Quantifier l’anatomie

La notation de Rowland Ward a pourtant toujours été une affaire relativement simple. En fait, la quantification de l'anatomie est une idée ancienne qui présente de nombreuses variations. On la retrouve déjà chez les chasseurs préhistoriques, dans les peintures rupestres et l'héraldique médiévale. Une façon d'évaluer la taille des bois, la méthode du déplacement de l'eau, s'inspire largement d'Archimède, dont le principe qui porte son nom servait à déterminer s’il y avait fraude sur la couronne royale… Bien que cette méthode de mesure ait plus de 2 500 ans, elle reste la méthode de notation préférée de ceux qui veulent comptabiliser chaque morceau d'os et de défense d'un trophée, et qui pensent que « mesurer l'air », comme ils appellent les mesures de l'écartement des bois, est aussi dénué de sens que les méthodes qui récompensent la symétrie, dans leurs calculs. En Europe, la chasse au grand gibier étant devenue le domaine exclusif de la classe dirigeante, les bois surdimensionnés ont reçu des noms majestueux pour décrire leur particularité.
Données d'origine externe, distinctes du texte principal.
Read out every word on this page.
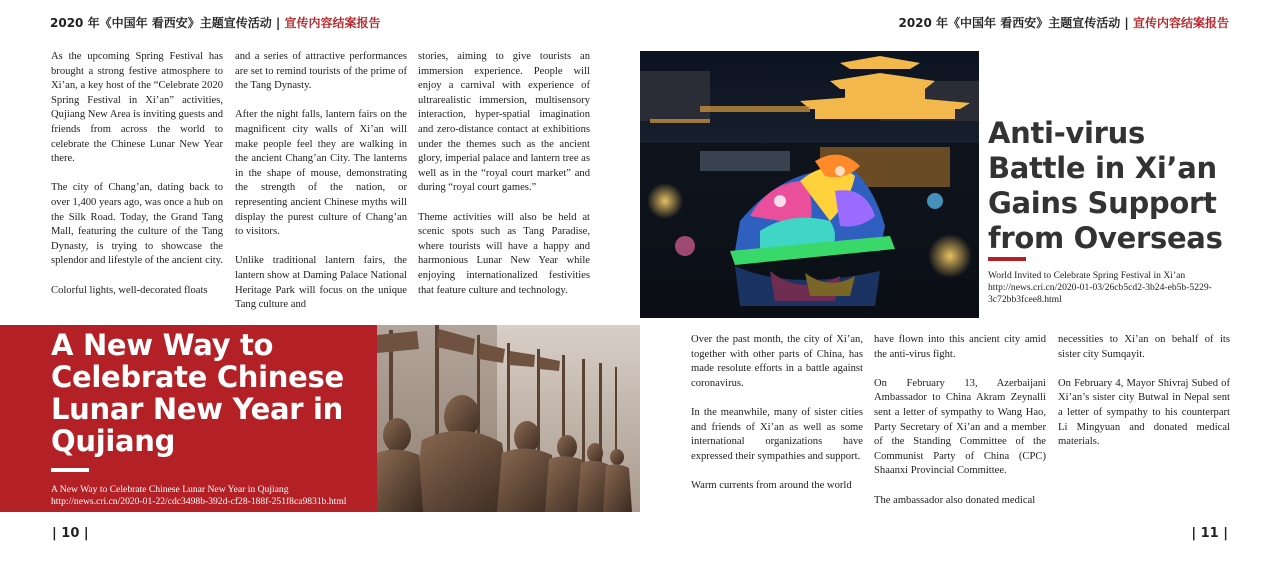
2020 年《中国年 看西安》主题宣传活动 | 宣传内容结案报告	2020 年《中国年 看西安》主题宣传活动 | 宣传内容结案报告

As the upcoming Spring Festival has brought a strong festive atmosphere to Xi’an, a key host of the “Celebrate 2020 Spring Festival in Xi’an” activities, Qujiang New Area is inviting guests and friends from across the world to celebrate the Chinese Lunar New Year there.

The city of Chang’an, dating back to over 1,400 years ago, was once a hub on the Silk Road. Today, the Grand Tang Mall, featuring the culture of the Tang Dynasty, is trying to showcase the splendor and lifestyle of the ancient city.

Colorful lights, well-decorated floats

and a series of attractive performances are set to remind tourists of the prime of the Tang Dynasty.

After the night falls, lantern fairs on the magnificent city walls of Xi’an will make people feel they are walking in the ancient Chang’an City. The lanterns in the shape of mouse, demonstrating the strength of the nation, or representing ancient Chinese myths will display the purest culture of Chang’an to visitors.

Unlike traditional lantern fairs, the lantern show at Daming Palace National Heritage Park will focus on the unique Tang culture and

stories, aiming to give tourists an immersion experience. People will enjoy a carnival with experience of ultrarealistic immersion, multisensory interaction, hyper-spatial imagination and zero-distance contact at exhibitions under the themes such as the ancient glory, imperial palace and lantern tree as well as in the “royal court market” and during “royal court games.”

Theme activities will also be held at scenic spots such as Tang Paradise, where tourists will have a happy and harmonious Lunar New Year while enjoying internationalized festivities that feature culture and technology.

A New Way to Celebrate Chinese Lunar New Year in Qujiang
A New Way to Celebrate Chinese Lunar New Year in Qujiang
http://news.cri.cn/2020-01-22/cdc3498b-392d-cf28-188f-251f8ca9831b.html
Anti-virus Battle in Xi’an Gains Support from Overseas
World Invited to Celebrate Spring Festival in Xi’an
http://news.cri.cn/2020-01-03/26cb5cd2-3b24-eb5b-5229-3c72bb3fcee8.html

Over the past month, the city of Xi’an, together with other parts of China, has made resolute efforts in a battle against coronavirus.

In the meanwhile, many of sister cities and friends of Xi’an as well as some international organizations have expressed their sympathies and support.

Warm currents from around the world

have flown into this ancient city amid the anti-virus fight.

On February 13, Azerbaijani Ambassador to China Akram Zeynalli sent a letter of sympathy to Wang Hao, Party Secretary of Xi’an and a member of the Standing Committee of the Communist Party of China (CPC) Shaanxi Provincial Committee.

The ambassador also donated medical

necessities to Xi’an on behalf of its sister city Sumqayit.

On February 4, Mayor Shivraj Subed of Xi’an’s sister city Butwal in Nepal sent a letter of sympathy to his counterpart Li Mingyuan and donated medical materials.

| 10 |	| 11 |
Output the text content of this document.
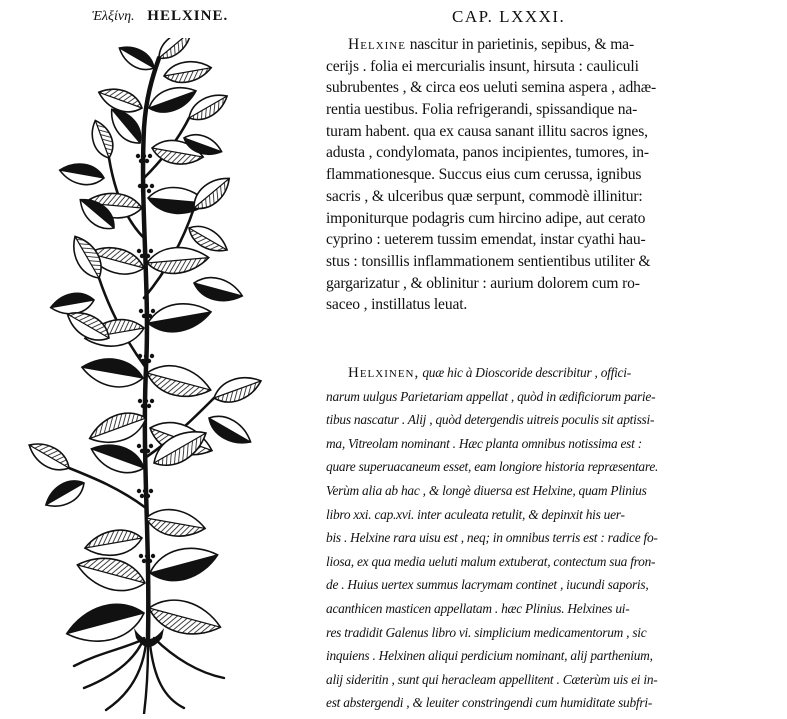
Ἑλξίνη. HELXINE.	CAP. LXXXI.
Helxine nascitur in parietinis, sepibus, & ma-
cerijs . folia ei mercurialis insunt, hirsuta : cauliculi
subrubentes , & circa eos ueluti semina aspera , adhæ-
rentia uestibus. Folia refrigerandi, spissandique na-
turam habent. qua ex causa sanant illitu sacros ignes,
adusta , condylomata, panos incipientes, tumores, in-
flammationesque. Succus eius cum cerussa, ignibus
sacris , & ulceribus quæ serpunt, commodè illinitur:
imponiturque podagris cum hircino adipe, aut cerato
cyprino : ueterem tussim emendat, instar cyathi hau-
stus : tonsillis inflammationem sentientibus utiliter &
gargarizatur , & oblinitur : aurium dolorem cum ro-
saceo , instillatus leuat.
Helxinen, quæ hic à Dioscoride describitur , offici-
narum uulgus Parietariam appellat , quòd in ædificiorum parie-
tibus nascatur . Alij , quòd detergendis uitreis poculis sit aptissi-
ma, Vitreolam nominant . Hæc planta omnibus notissima est :
quare superuacaneum esset, eam longiore historia repræsentare.
Verùm alia ab hac , & longè diuersa est Helxine, quam Plinius
libro xxi. cap.xvi. inter aculeata retulit, & depinxit his uer-
bis . Helxine rara uisu est , neq; in omnibus terris est : radice fo-
liosa, ex qua media ueluti malum extuberat, contectum sua fron-
de . Huius uertex summus lacrymam continet , iucundi saporis,
acanthicen masticen appellatam . hæc Plinius. Helxines ui-
res tradidit Galenus libro vi. simplicium medicamentorum , sic
inquiens . Helxinen aliqui perdicium nominant, alij parthenium,
alij sideritin , sunt qui heracleam appellitent . Cæterùm uis ei in-
est abstergendi , & leuiter constringendi cum humiditate subfri-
Ainsi, nous avons des « couronnes » sur les poutres supérieures des cerfs adultes, et les wapitis à six pointes sur un côté sont appelés « royaux », les mâles à sept pointes « impériaux » et les mâles à huit pointes « monarques »…

 

Estimer l’esthétique

La mesure de l’esthétique apparaît seulement à la fin du 19ème, avec le système « Nadler » du nom du naturaliste hongrois Herbert Nadler qui développa un système de mesure des bois de cerfs rouges, de daims et de chevreuils, encore largement utilisé de nos jours. Il prend en compte la longueur de la poutre, le poids sec des bois mesuré 90 jours après la mise à mort, et déduit des points pour les « défauts », comme une longueur de poutre irrégulière ou des bois atypiques. Le système de Nadler a été le premier à intégrer des « points de beauté », des caractéristiques telles que les perlures des bois, la coloration foncée et les pointes de dents intactes, pour arriver à un score.

 

Vers l’objectivité

Le premier concours de chasse au gros gibier, organisé lors de l'Exposition des sportifs de 1895 au Madison Square Garden de New York, représente une étape clé dans l'histoire de la chasse sportive et de la conservation en Amérique. En réunissant des figures emblématiques comme Theodore Roosevelt, George Bird Grinnell et Archibald Rogers, fondateurs du Boone and Crockett Club, ce concours a contribué à établir un cadre sérieux et respecté pour la chasse sportive et la classification des trophées. Il faut rappeler qu’à l’époque, les préoccupations concernant le déclin des espèces sauvages étaient grandissantes. Ces premiers défenseurs de la conservation, bien que chasseurs eux-mêmes, cherchaient à promouvoir des pratiques responsables et à sensibiliser le public à la disparition rapide de la faune sauvage. Le concours de 1895 marquait donc la première tentative d'équilibrer la tradition de la chasse avec un message conservateur, symbolisé par l’accent mis sur les « têtes de gros gibier » comme moyens de commémorer une nature (déjà) en péril.